The rise in mobile messaging
With the likes of Facebook, WhatsApp, Snapchat, Twitter and a myriad of communication conduits springing up over the past decade, there’s little question that people use email less than they once did for personal communications.
But email has remained in rude health despite the rise in mobile messaging, and this has been in no small part due to businesses – within companies, between companies, and between companies and customers. But are things changing now?
Sticking the knife into emails – Apps is killing email
Uber has revealed plans to phase out emails for customer support and replace it with in-app support instead. They doesn’t want to hear about complaints or problems with its service, at least over email. The on-demand private car service is moving away from offering support through traditional electronic means in favor of handling matters within its help section on the app.
The move away from email could eventually help Uber better analyze what riders and drivers find problematic about the service and better address them. Of course, it also may be a way to lighten the workload of support agents.
Facebook announced its very own nail for email’s coffin in the form of a KLM partnership that will allow the airline’s customers to receive flight confirmations, boarding cards, reminders, flight status updates, and customer service directly through Facebook’s Messenger app.
This was nothing new, of course. But by nabbing a major global airline, this became a symbolic boot into email’s future prospects – the bigger the company, the more the customers, and the faster a “new way of working” becomes the norm.

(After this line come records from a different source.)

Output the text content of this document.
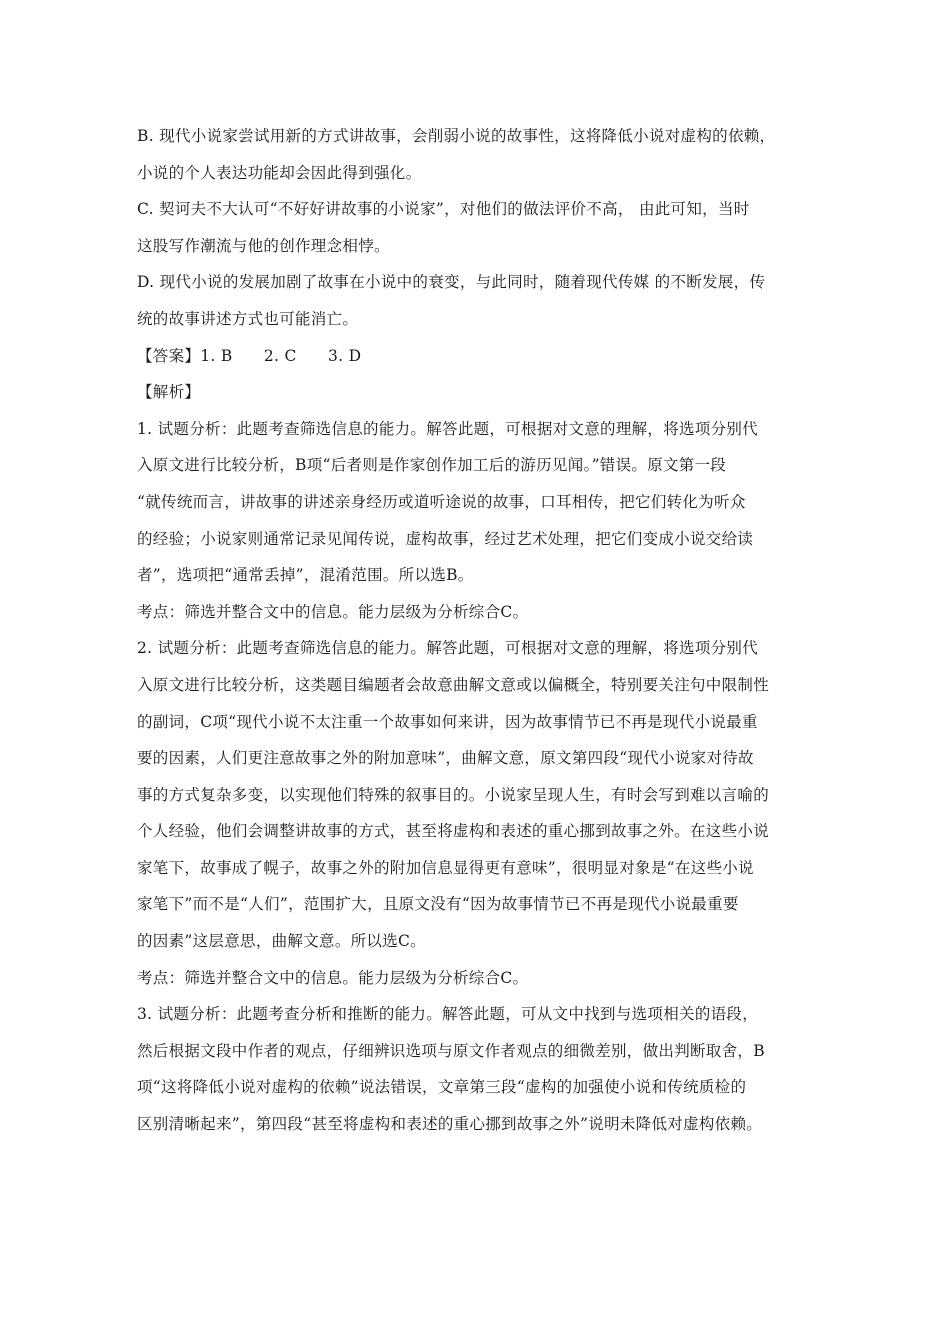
B. 现代小说家尝试用新的方式讲故事，会削弱小说的故事性，这将降低小说对虚构的依赖，
小说的个人表达功能却会因此得到强化。
C. 契诃夫不大认可“不好好讲故事的小说家”，对他们的做法评价不高， 由此可知，当时
这股写作潮流与他的创作理念相悖。
D. 现代小说的发展加剧了故事在小说中的衰变，与此同时，随着现代传媒 的不断发展，传
统的故事讲述方式也可能消亡。
【答案】1. B      2. C      3. D
【解析】
1. 试题分析：此题考查筛选信息的能力。解答此题，可根据对文意的理解，将选项分别代
入原文进行比较分析，B项“后者则是作家创作加工后的游历见闻。”错误。原文第一段
“就传统而言，讲故事的讲述亲身经历或道听途说的故事，口耳相传，把它们转化为听众
的经验；小说家则通常记录见闻传说，虚构故事，经过艺术处理，把它们变成小说交给读
者”，选项把“通常丢掉”，混淆范围。所以选B。
考点：筛选并整合文中的信息。能力层级为分析综合C。
2. 试题分析：此题考查筛选信息的能力。解答此题，可根据对文意的理解，将选项分别代
入原文进行比较分析，这类题目编题者会故意曲解文意或以偏概全，特别要关注句中限制性
的副词，C项“现代小说不太注重一个故事如何来讲，因为故事情节已不再是现代小说最重
要的因素，人们更注意故事之外的附加意味”，曲解文意，原文第四段“现代小说家对待故
事的方式复杂多变，以实现他们特殊的叙事目的。小说家呈现人生，有时会写到难以言喻的
个人经验，他们会调整讲故事的方式，甚至将虚构和表述的重心挪到故事之外。在这些小说
家笔下，故事成了幌子，故事之外的附加信息显得更有意味”，很明显对象是“在这些小说
家笔下”而不是“人们”，范围扩大，且原文没有“因为故事情节已不再是现代小说最重要
的因素”这层意思，曲解文意。所以选C。
考点：筛选并整合文中的信息。能力层级为分析综合C。
3. 试题分析：此题考查分析和推断的能力。解答此题，可从文中找到与选项相关的语段，
然后根据文段中作者的观点，仔细辨识选项与原文作者观点的细微差别，做出判断取舍，B
项“这将降低小说对虚构的依赖”说法错误，文章第三段“虚构的加强使小说和传统质检的
区别清晰起来”，第四段“甚至将虚构和表述的重心挪到故事之外”说明未降低对虚构依赖。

Samsung has launched an customer support app that include a feature that gives Samsung tech support representatives remote access to operate and troubleshoot a device.
Email will probably fade away one day
There is little question that email will probably fade away one day, but people tend to exaggerate the speed at which this will happen.
As young people go to university then head out into the workforce and gain senior positions in companies, they’ll be keen to impose their preferred communication tools on the corporate culture – and email won’t figure highly on their list of priorities.